General Bergner said such attacks are designed "to undermine the sense of progress" that U.S. and Iraqi forces are creating as a result of the new strategy and troop surge. He says the U.S. command expected insurgents to try to do that in the run-up to a key progress report due to be presented to the U.S. congress by September 15.

At the Pentagon, spokesman Bryan Whitman said in spite of improvements in security, terrorists can strike if they are willing to die doing so.

"These are [cowardly] acts against what we call 'soft targets,' innocent civilians. And I think you have to take a look at where this attack took place, too," he said.

The new security effort is focused on Baghdad and other population centers. Tuesday's attacks were in a rural area.

In Texas, where President Bush is on vacation, spokeswoman Dana Perino said the attackers will not succeed in their apparent strategic objective.

"This is an enemy that has no heart," she said. "They have no conscience. And what they are trying to do is break our will, and the will of the Iraqi people, but it has the opposite effect."

The new Iraq security plan, which fully went into effect two months ago, is designed in part to prevent such large-scale attacks. But the spokesman in Baghdad, Brigadier General Bergner, says, at least for now, progress and violence will continue to coexist in Iraq.

"While our commanders have achieved some tactical momentum on the ground, this remains a very hard fight," he noted. "And we expect it will continue to be so, just as events of the past few days have shown."

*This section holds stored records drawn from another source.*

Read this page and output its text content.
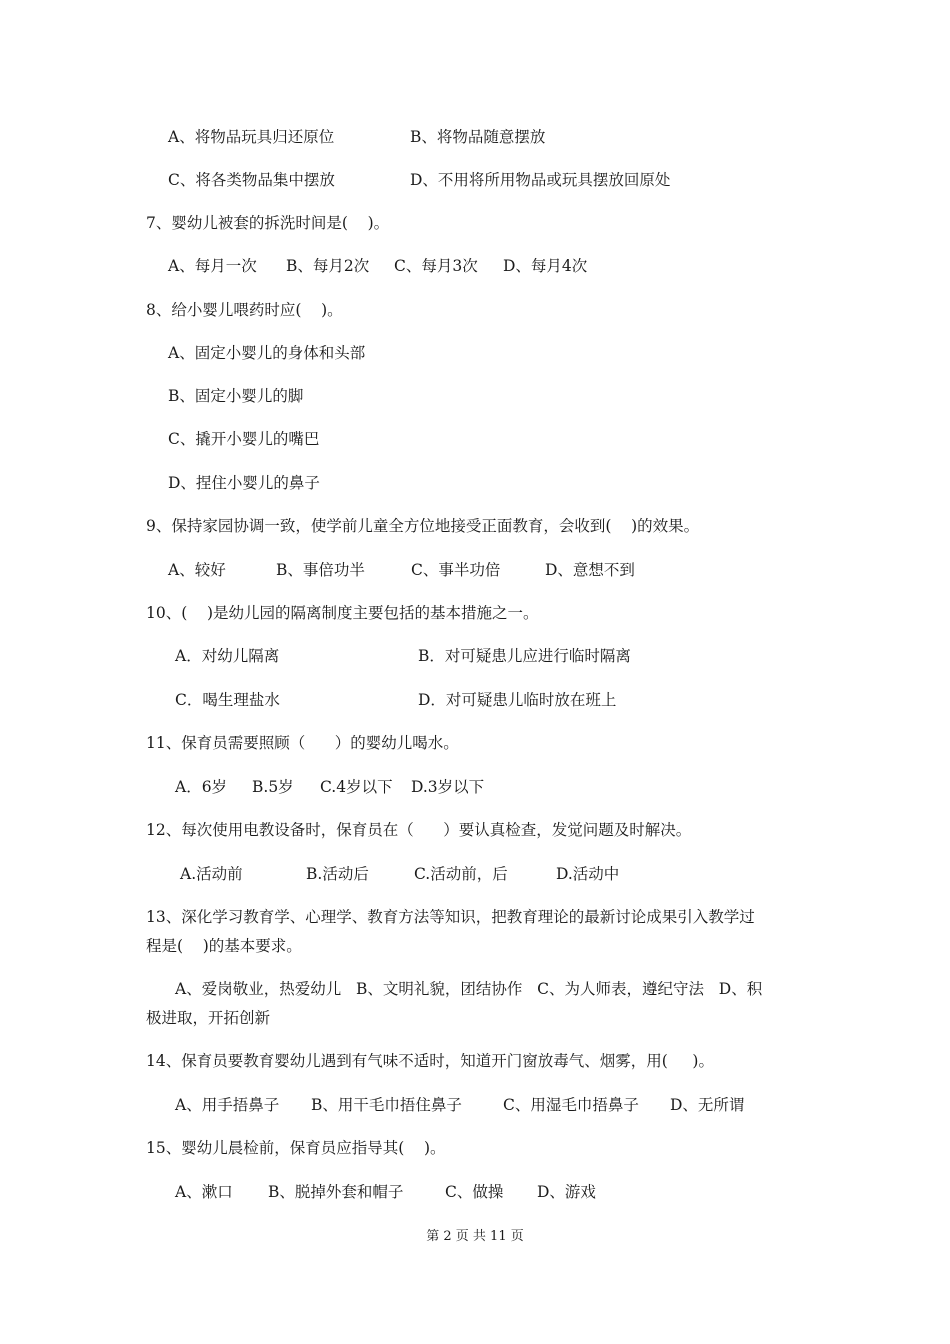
A、将物品玩具归还原位	B、将物品随意摆放
C、将各类物品集中摆放	D、不用将所用物品或玩具摆放回原处
7、婴幼儿被套的拆洗时间是(    )。
A、每月一次 B、每月2次 C、每月3次 D、每月4次
8、给小婴儿喂药时应(    )。
A、固定小婴儿的身体和头部
B、固定小婴儿的脚
C、撬开小婴儿的嘴巴
D、捏住小婴儿的鼻子
9、保持家园协调一致，使学前儿童全方位地接受正面教育，会收到(    )的效果。
A、较好	B、事倍功半	C、事半功倍	D、意想不到
10、(    )是幼儿园的隔离制度主要包括的基本措施之一。
A．对幼儿隔离	B．对可疑患儿应进行临时隔离
C．喝生理盐水	D．对可疑患儿临时放在班上
11、保育员需要照顾（      ）的婴幼儿喝水。
A．6岁 B.5岁 C.4岁以下 D.3岁以下
12、每次使用电教设备时，保育员在（      ）要认真检查，发觉问题及时解决。
A.活动前	B.活动后	C.活动前，后	D.活动中
13、深化学习教育学、心理学、教育方法等知识，把教育理论的最新讨论成果引入教学过
程是(    )的基本要求。
A、爱岗敬业，热爱幼儿   B、文明礼貌，团结协作   C、为人师表，遵纪守法   D、积
极进取，开拓创新
14、保育员要教育婴幼儿遇到有气味不适时，知道开门窗放毒气、烟雾，用(     )。
A、用手捂鼻子 B、用干毛巾捂住鼻子	C、用湿毛巾捂鼻子 D、无所谓
15、婴幼儿晨检前，保育员应指导其(    )。
A、漱口 B、脱掉外套和帽子	C、做操 D、游戏
第 2 页 共 11 页
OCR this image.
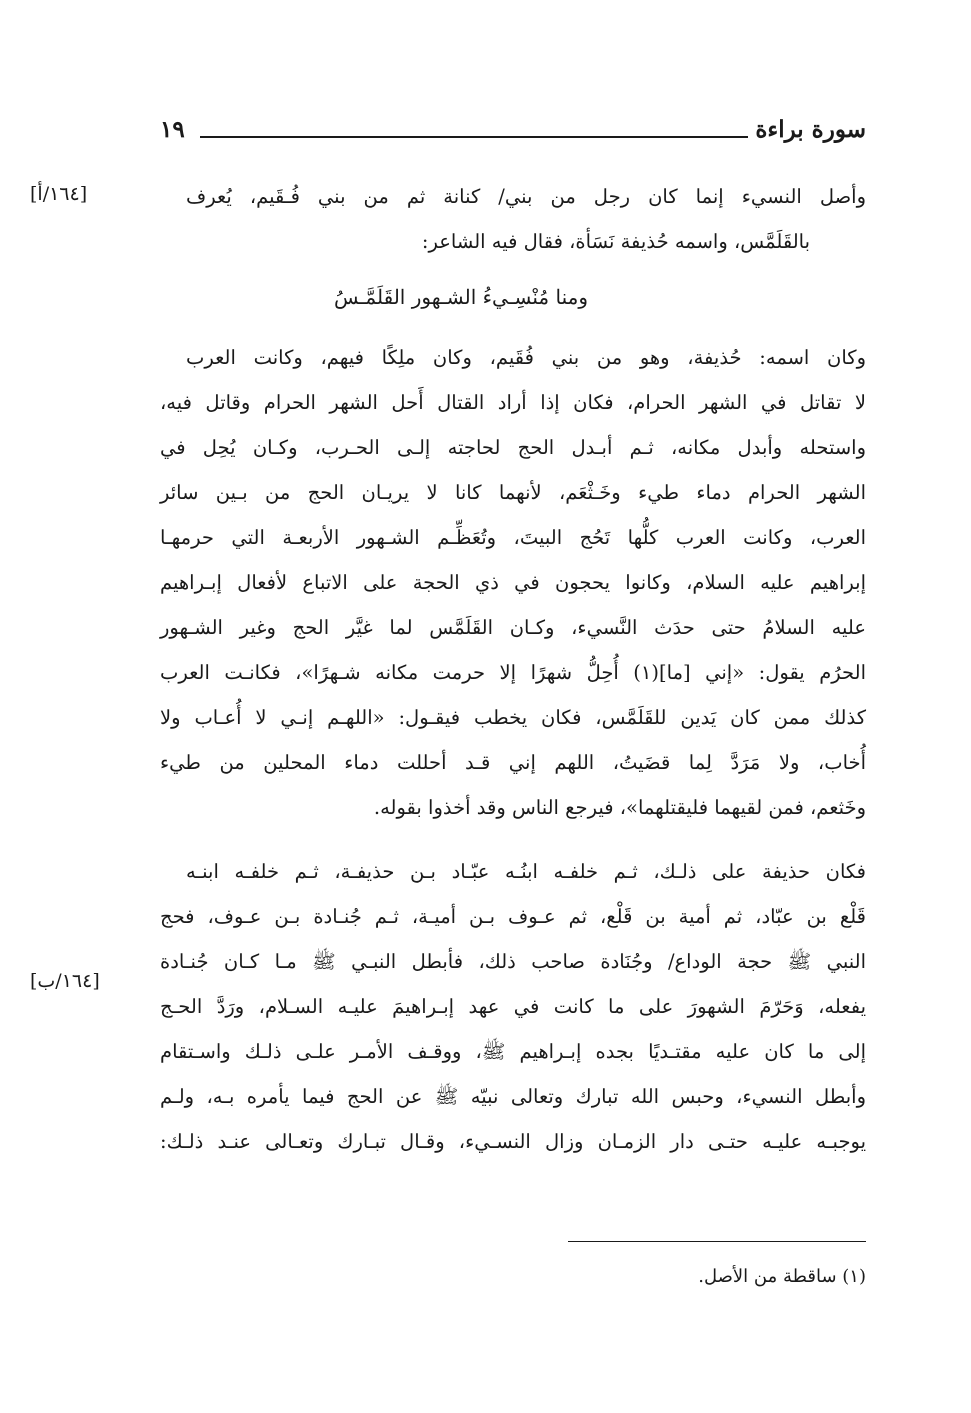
سورة براءة
١٩
[١٦٤/أ]
[١٦٤/ب]
وأصل النسيء إنما كان رجل من بني/ كنانة ثم من بني فُـقَيم، يُعرف
بالقَلَمَّس، واسمه حُذيفة نَسَأة، فقال فيه الشاعر:
ومنا مُنْسِـيءُ الشـهور القَلَمَّـسُ
وكان اسمه: حُذيفة، وهو من بني فُقَيم، وكان ملِكًا فيهم، وكانت العرب
لا تقاتل في الشهر الحرام، فكان إذا أراد القتال أَحل الشهر الحرام وقاتل فيه،
واستحله وأبدل مكانه، ثـم أبـدل الحج لحاجته إلـى الحـرب، وكـان يُحِل في
الشهر الحرام دماء طيء وخَـثْعَم، لأنهما كانا لا يريـان الحج من بـين سائر
العرب، وكانت العرب كلُّها تَحُج البيتَ، وتُعَظِّـم الشـهور الأربعـة التي حرمهـا
إبراهيم عليه السلام، وكانوا يحجون في ذي الحجة على الاتباع لأفعال إبـراهيم
عليه السلامُ حتى حدَث النَّسيء، وكـان القَلَمَّس لما غيَّر الحج وغير الشـهور
الحرُم يقول: «إني [ما](١) أُحِلُّ شهرًا إلا حرمت مكانه شـهرًا»، فكانـت العرب
كذلك ممن كان يَدين للقَلَمَّس، فكان يخطب فيقـول: «اللهـم إنـي لا أُعـاب ولا
أُخاب، ولا مَرَدَّ لِما قضَيتُ، اللهم إني قـد أحللت دماء المحلين من طيء
وخَثعم، فمن لقيهما فليقتلهما»، فيرجع الناس وقد أخذوا بقوله.
فكان حذيفة على ذلـك، ثـم خلفـه ابنُـه عبّـاد بـن حذيفـة، ثـم خلفـه ابنـه
قَلْع بن عبّاد، ثم أمية بن قَلْع، ثم عـوف بـن أميـة، ثـم جُنـادة بـن عـوف، فحج
النبي ﷺ حجة الوداع/ وجُنَادة صاحب ذلك، فأبطل النبـي ﷺ مـا كـان جُنـادة
يفعله، وَحَرّمَ الشهورَ على ما كانت في عهد إبـراهيمَ عليـه السـلام، ورَدَّ الحـج
إلى ما كان عليه مقتـديًا بجده إبـراهيم ﷺ، ووقـف الأمـر علـى ذلـك واسـتقام
وأبطل النسيء، وحبس الله تبارك وتعالى نبيّه ﷺ عن الحج فيما يأمره بـه، ولـم
يوجبـه عليـه حتـى دار الزمـان وزال النسـيء، وقـال تبـارك وتعـالى عنـد ذلـك:
(١) ساقطة من الأصل.
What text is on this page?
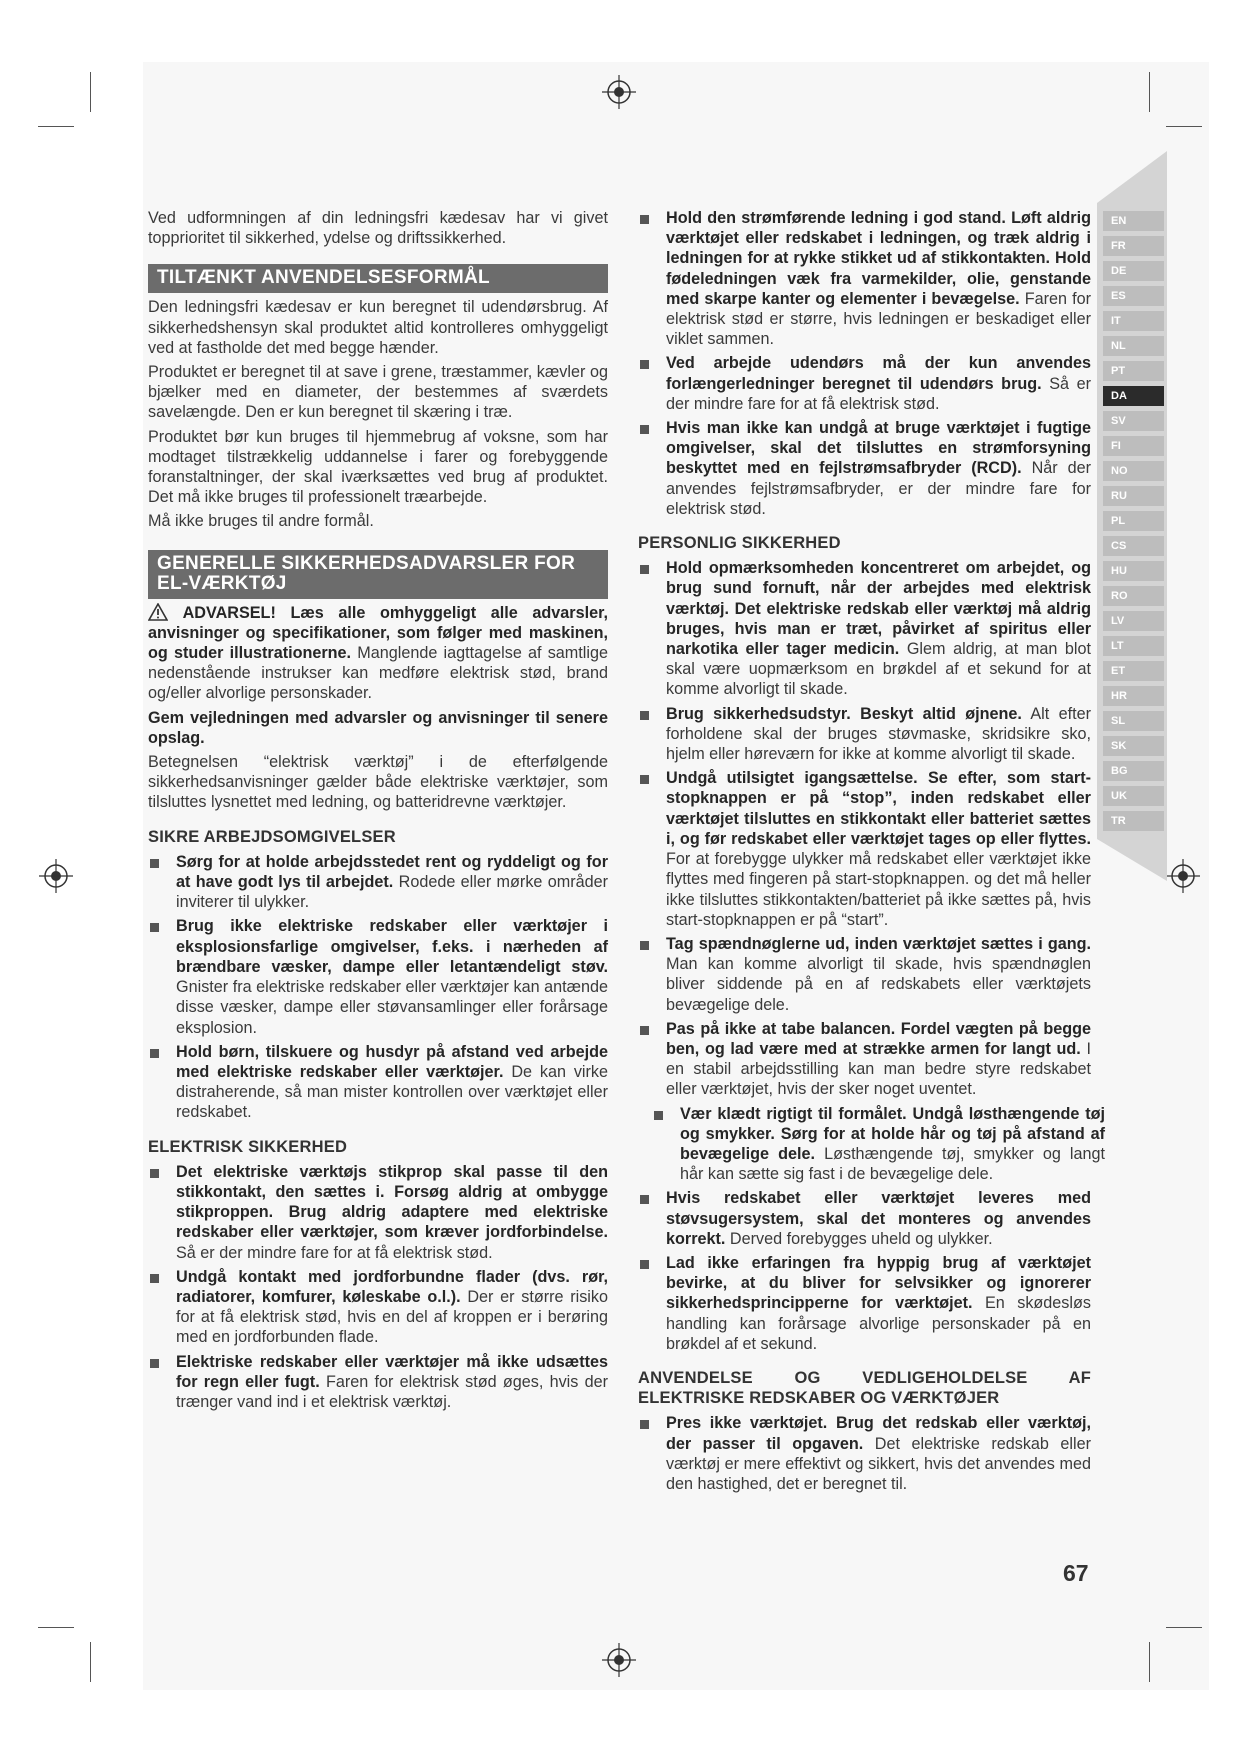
EN
FR
DE
ES
IT
NL
PT
DA
SV
FI
NO
RU
PL
CS
HU
RO
LV
LT
ET
HR
SL
SK
BG
UK
TR

Ved udformningen af din ledningsfri kædesav har vi givet topprioritet til sikkerhed, ydelse og driftssikkerhed.

TILTÆNKT ANVENDELSESFORMÅL

Den ledningsfri kædesav er kun beregnet til udendørsbrug. Af sikkerhedshensyn skal produktet altid kontrolleres omhyggeligt ved at fastholde det med begge hænder.

Produktet er beregnet til at save i grene, træstammer, kævler og bjælker med en diameter, der bestemmes af sværdets savelængde. Den er kun beregnet til skæring i træ.

Produktet bør kun bruges til hjemmebrug af voksne, som har modtaget tilstrækkelig uddannelse i farer og forebyggende foranstaltninger, der skal iværksættes ved brug af produktet. Det må ikke bruges til professionelt træarbejde.

Må ikke bruges til andre formål.

GENERELLE SIKKERHEDSADVARSLER FOR EL-VÆRKTØJ

ADVARSEL! Læs alle omhyggeligt alle advarsler, anvisninger og specifikationer, som følger med maskinen, og studer illustrationerne. Manglende iagttagelse af samtlige nedenstående instrukser kan medføre elektrisk stød, brand og/eller alvorlige personskader.

Gem vejledningen med advarsler og anvisninger til senere opslag.

Betegnelsen “elektrisk værktøj” i de efterfølgende sikkerhedsanvisninger gælder både elektriske værktøjer, som tilsluttes lysnettet med ledning, og batteridrevne værktøjer.

SIKRE ARBEJDSOMGIVELSER
Sørg for at holde arbejdsstedet rent og ryddeligt og for at have godt lys til arbejdet. Rodede eller mørke områder inviterer til ulykker.
Brug ikke elektriske redskaber eller værktøjer i eksplosionsfarlige omgivelser, f.eks. i nærheden af brændbare væsker, dampe eller letantændeligt støv. Gnister fra elektriske redskaber eller værktøjer kan antænde disse væsker, dampe eller støvansamlinger eller forårsage eksplosion.
Hold børn, tilskuere og husdyr på afstand ved arbejde med elektriske redskaber eller værktøjer. De kan virke distraherende, så man mister kontrollen over værktøjet eller redskabet.
ELEKTRISK SIKKERHED
Det elektriske værktøjs stikprop skal passe til den stikkontakt, den sættes i. Forsøg aldrig at ombygge stikproppen. Brug aldrig adaptere med elektriske redskaber eller værktøjer, som kræver jordforbindelse. Så er der mindre fare for at få elektrisk stød.
Undgå kontakt med jordforbundne flader (dvs. rør, radiatorer, komfurer, køleskabe o.l.). Der er større risiko for at få elektrisk stød, hvis en del af kroppen er i berøring med en jordforbunden flade.
Elektriske redskaber eller værktøjer må ikke udsættes for regn eller fugt. Faren for elektrisk stød øges, hvis der trænger vand ind i et elektrisk værktøj.
Hold den strømførende ledning i god stand. Løft aldrig værktøjet eller redskabet i ledningen, og træk aldrig i ledningen for at rykke stikket ud af stikkontakten. Hold fødeledningen væk fra varmekilder, olie, genstande med skarpe kanter og elementer i bevægelse. Faren for elektrisk stød er større, hvis ledningen er beskadiget eller viklet sammen.
Ved arbejde udendørs må der kun anvendes forlængerledninger beregnet til udendørs brug. Så er der mindre fare for at få elektrisk stød.
Hvis man ikke kan undgå at bruge værktøjet i fugtige omgivelser, skal det tilsluttes en strømforsyning beskyttet med en fejlstrømsafbryder (RCD). Når der anvendes fejlstrømsafbryder, er der mindre fare for elektrisk stød.
PERSONLIG SIKKERHED
Hold opmærksomheden koncentreret om arbejdet, og brug sund fornuft, når der arbejdes med elektrisk værktøj. Det elektriske redskab eller værktøj må aldrig bruges, hvis man er træt, påvirket af spiritus eller narkotika eller tager medicin. Glem aldrig, at man blot skal være uopmærksom en brøkdel af et sekund for at komme alvorligt til skade.
Brug sikkerhedsudstyr. Beskyt altid øjnene. Alt efter forholdene skal der bruges støvmaske, skridsikre sko, hjelm eller høreværn for ikke at komme alvorligt til skade.
Undgå utilsigtet igangsættelse. Se efter, som start-stopknappen er på “stop”, inden redskabet eller værktøjet tilsluttes en stikkontakt eller batteriet sættes i, og før redskabet eller værktøjet tages op eller flyttes. For at forebygge ulykker må redskabet eller værktøjet ikke flyttes med fingeren på start-stopknappen. og det må heller ikke tilsluttes stikkontakten/batteriet på ikke sættes på, hvis start-stopknappen er på “start”.
Tag spændnøglerne ud, inden værktøjet sættes i gang. Man kan komme alvorligt til skade, hvis spændnøglen bliver siddende på en af redskabets eller værktøjets bevægelige dele.
Pas på ikke at tabe balancen. Fordel vægten på begge ben, og lad være med at strække armen for langt ud. I en stabil arbejdsstilling kan man bedre styre redskabet eller værktøjet, hvis der sker noget uventet.
Vær klædt rigtigt til formålet. Undgå løsthængende tøj og smykker. Sørg for at holde hår og tøj på afstand af bevægelige dele. Løsthængende tøj, smykker og langt hår kan sætte sig fast i de bevægelige dele.
Hvis redskabet eller værktøjet leveres med støvsugersystem, skal det monteres og anvendes korrekt. Derved forebygges uheld og ulykker.
Lad ikke erfaringen fra hyppig brug af værktøjet bevirke, at du bliver for selvsikker og ignorerer sikkerhedsprincipperne for værktøjet. En skødesløs handling kan forårsage alvorlige personskader på en brøkdel af et sekund.
ANVENDELSE OG VEDLIGEHOLDELSE AF ELEKTRISKE REDSKABER OG VÆRKTØJER
Pres ikke værktøjet. Brug det redskab eller værktøj, der passer til opgaven. Det elektriske redskab eller værktøj er mere effektivt og sikkert, hvis det anvendes med den hastighed, det er beregnet til.
67
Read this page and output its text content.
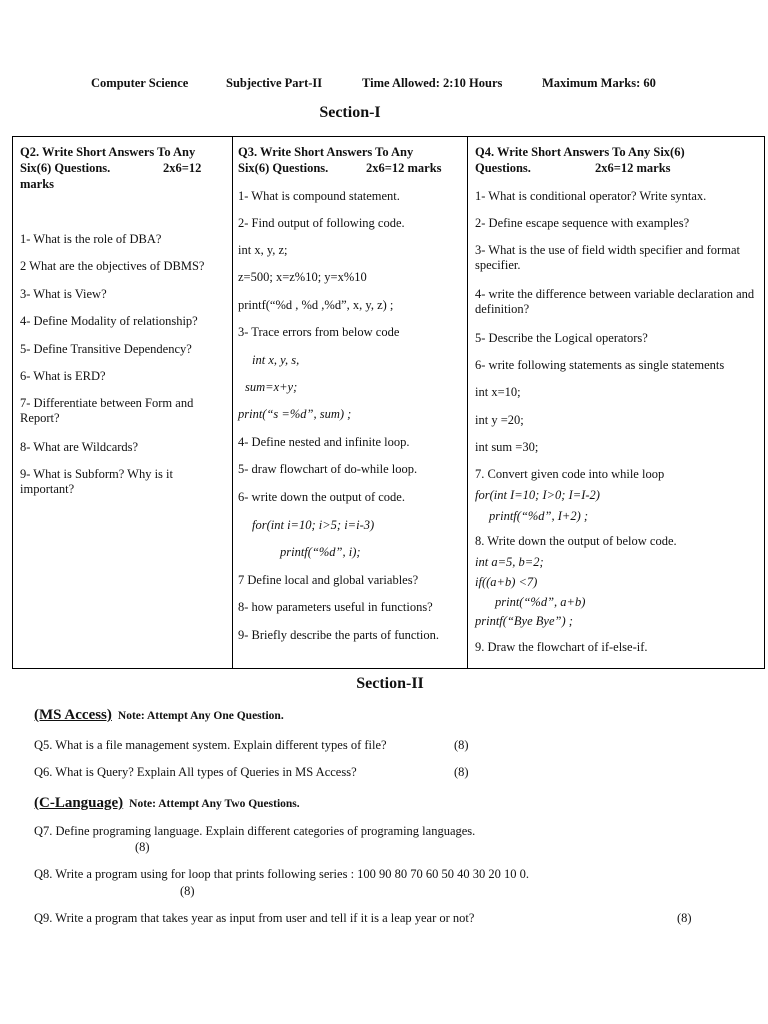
Computer Science	Subjective Part-II	Time Allowed: 2:10 Hours	Maximum Marks: 60
Section-I
Q2. Write Short Answers To Any
Six(6) Questions.	2x6=12
marks
1- What is the role of DBA?
2 What are the objectives of DBMS?
3- What is View?
4- Define Modality of relationship?
5- Define Transitive Dependency?
6- What is ERD?
7- Differentiate between Form and Report?
8- What are Wildcards?
9- What is Subform? Why is it important?
Q3. Write Short Answers To Any
Six(6) Questions.	2x6=12 marks
1- What is compound statement.
2- Find output of following code.
int x, y, z;
z=500; x=z%10; y=x%10
printf(“%d , %d ,%d”, x, y, z) ;
3- Trace errors from below code
int x, y, s,
sum=x+y;
print(“s =%d”, sum) ;
4- Define nested and infinite loop.
5- draw flowchart of do-while loop.
6- write down the output of code.
for(int i=10; i>5; i=i-3)
printf(“%d”, i);
7 Define local and global variables?
8- how parameters useful in functions?
9- Briefly describe the parts of function.
Q4. Write Short Answers To Any Six(6)
Questions.	2x6=12 marks
1- What is conditional operator? Write syntax.
2- Define escape sequence with examples?
3- What is the use of field width specifier and format specifier.
4- write the difference between variable declaration and definition?
5- Describe the Logical operators?
6- write following statements as single statements
int x=10;
int y =20;
int sum =30;
7. Convert given code into while loop
for(int I=10; I>0; I=I-2)
printf(“%d”, I+2) ;
8. Write down the output of below code.
int a=5, b=2;
if((a+b) <7)
print(“%d”, a+b)
printf(“Bye Bye”) ;
9. Draw the flowchart of if-else-if.
Section-II
(MS Access) Note: Attempt Any One Question.
Q5. What is a file management system. Explain different types of file?	(8)
Q6. What is Query? Explain All types of Queries in MS Access?	(8)
(C-Language) Note: Attempt Any Two Questions.
Q7. Define programing language. Explain different categories of programing languages.
(8)
Q8. Write a program using for loop that prints following series : 100 90 80 70 60 50 40 30 20 10 0.
(8)
Q9. Write a program that takes year as input from user and tell if it is a leap year or not?	(8)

General Bergner said the best way to consolidate security gains is to continue training the Iraqi security forces.

The general also presented photos of missiles he said demonstrated continuing Iranian support for insurgents in Iraq. And he said a roadside bomb that killed two local officials in southern Iraq over the weekend was an "explosively formed penetrator," the type of particularly lethal bomb U.S. officials say Iranian agents are providing to Iraqi insurgents.